Tak Mampu Bayar SPP Rp 42 Juta, Siswa SD di Pandeglang Dipulangkan Paksa

oleh

Fajarbanten.co.id – Tiga kakak beradik Sekolah Dasar (SD) harus menerima kenyataan pahit setelah dipulangkan paksa oleh pihak sekolah hanya karena orang tua tidak mampu membayar tunggakan SPP sebesar Rp 42 juta.

Ketiga siswa tersebut yakni, Faeza (11), Farraz (10), dan Fathan (7), bersekolah di Yayasan Islamic Centre Herwansyah (ICH) Pandeglang. Mereka dikenal memiliki prestasi dan semangat tinggi dalam belajar.

Mirisnya, pihak sekolah melakukan pemulangan saat siswa dalam kondisi belajar didalam kelas. Padahal, ketiga siswa tersebut tidak memiliki kesalahan apapun, hanya situasi finansial keluarga membuat pembayaran SPP tertunda.

Saat dikonfirmasi, orang tua dari tiga siswa SD di Pandeglang yang dipulangkan paksa oleh pihak sekolah, Muhammad Fahat, mengungkapkan rasa kecewanya.

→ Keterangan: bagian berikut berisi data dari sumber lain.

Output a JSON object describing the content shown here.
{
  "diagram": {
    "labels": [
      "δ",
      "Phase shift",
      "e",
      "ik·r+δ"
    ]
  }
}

Ketiga anaknya dinonaktifkan oleh pihak sekolah dan dipulangkan ke rumah menggunakan kendaraan sekolah saat masih di tengah waktu belajar.

“Saya mencari keadilan agar anak-anak saya bisa kembali bersekolah dan mendapatkan hak mereka untuk belajar. Kasihan mereka,” kata Fahat kepala wartawan, Senin 28 Okober 2024.

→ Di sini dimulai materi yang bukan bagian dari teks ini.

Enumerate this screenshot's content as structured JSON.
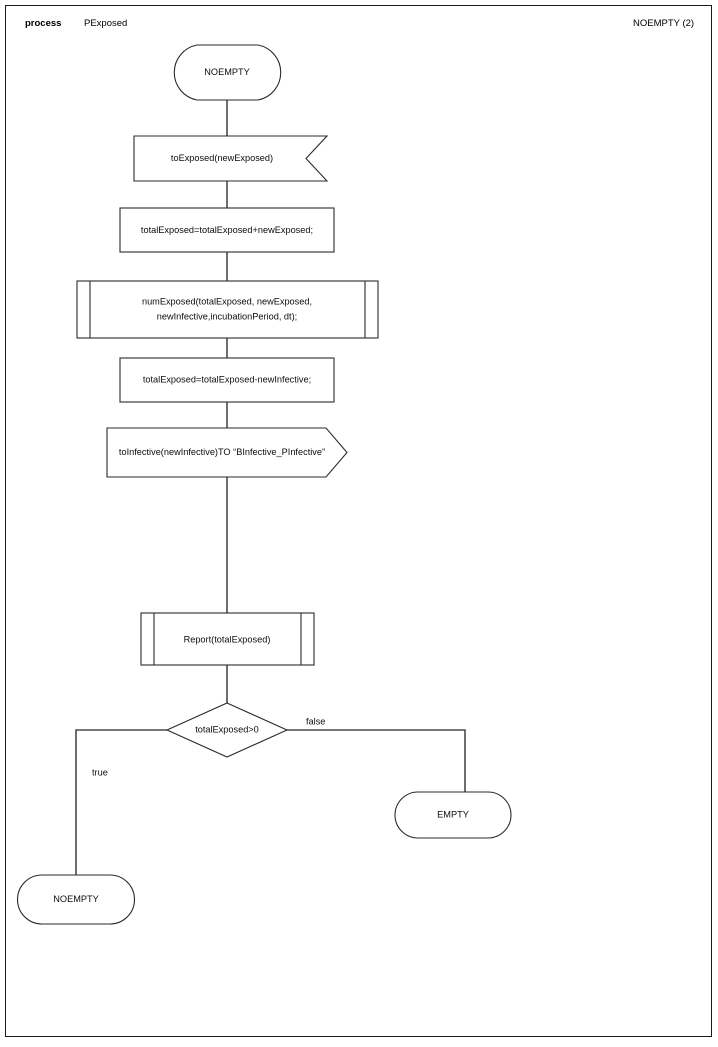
{
  "header": {
    "kind_label": "process",
    "process_name": "PExposed",
    "right_label": "NOEMPTY (2)"
  },
  "diagram": {
    "title": "PExposed process flowchart",
    "nodes": {
      "start_terminal": {
        "shape": "terminator",
        "label": "NOEMPTY"
      },
      "input_to_exposed": {
        "shape": "input",
        "label": "toExposed(newExposed)"
      },
      "assign_add": {
        "shape": "process",
        "label": "totalExposed=totalExposed+newExposed;"
      },
      "call_num_exposed": {
        "shape": "predefined-process",
        "label_line1": "numExposed(totalExposed, newExposed,",
        "label_line2": "newInfective,incubationPeriod, dt);"
      },
      "assign_sub": {
        "shape": "process",
        "label": "totalExposed=totalExposed-newInfective;"
      },
      "output_to_infective": {
        "shape": "output",
        "label": "toInfective(newInfective)TO “BInfective_PInfective”"
      },
      "call_report": {
        "shape": "predefined-process",
        "label": "Report(totalExposed)"
      },
      "decision": {
        "shape": "decision",
        "label": "totalExposed>0"
      },
      "end_empty": {
        "shape": "terminator",
        "label": "EMPTY"
      },
      "end_noempty": {
        "shape": "terminator",
        "label": "NOEMPTY"
      }
    },
    "edges": {
      "decision_true": "true",
      "decision_false": "false"
    },
    "colors": {
      "stroke": "#2b2b2b",
      "connector": "#4a4a4a",
      "fill": "#ffffff",
      "text": "#0d0d0d"
    }
  }
}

Fahat merasa cemas melihat ketiga anaknya kini tak bisa melanjutkan pendidikan, terlebih menjelang ujian. Ia menjelaskan bahwa satu dari anaknya kini duduk di kelas 6 dan tengah mempersiapkan ujian nasional.

“Satu anak saya kelas 6, saya jadi kepikiran kasihan karena mau ujian nasional, tapi sekarang tak bisa. Mental anak-anak juga jadi terganggu,” ungkapnya.

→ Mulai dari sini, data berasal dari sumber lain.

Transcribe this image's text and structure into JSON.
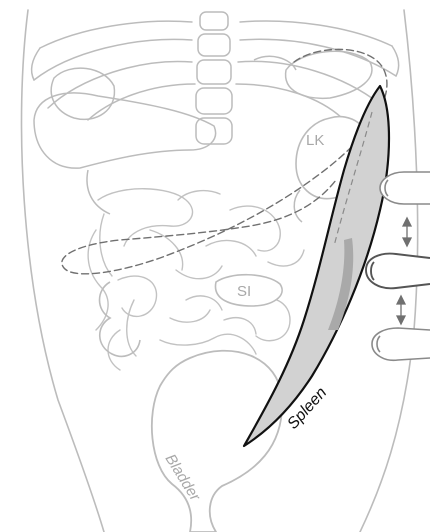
{
  "labels": {
    "left_kidney": "LK",
    "small_intestine": "SI",
    "spleen": "Spleen",
    "bladder": "Bladder"
  },
  "colors": {
    "outline": "#bcbcbc",
    "spleen_fill": "#d2d2d2",
    "spleen_outline": "#111111",
    "dashed": "#707070",
    "probe": "#8a8a8a",
    "arrow": "#707070",
    "label_grey": "#a8a8a8"
  },
  "icons": {
    "probe": "ultrasound-probe-icon",
    "arrow": "double-headed-vertical-arrow-icon"
  }
}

Menurut Fahat, sejak surat pemberhentian keluar pada 15 April 2024, ia tetap berusaha agar anak-anaknya bisa bersekolah. Namun, pada 22 April 2024, mereka akhirnya dipulangkan paksa oleh pihak sekolah.

“Setelah surat itu keluar, anak-anak tetap berangkat ke sekolah, berharap ada kebijakan dari sekolah. Tapi ternyata, setelah libur sekolah mereka dipulangkan lagi,” jelasnya.

Fahat juga menambahkan bahwa pemulangan dilakukan oleh dua guru dan seorang staf kesiswaan, yang membawa ketiga anaknya pulang dengan mobil sekolah, seperti terlihat dalam video yang beredar di media sosial.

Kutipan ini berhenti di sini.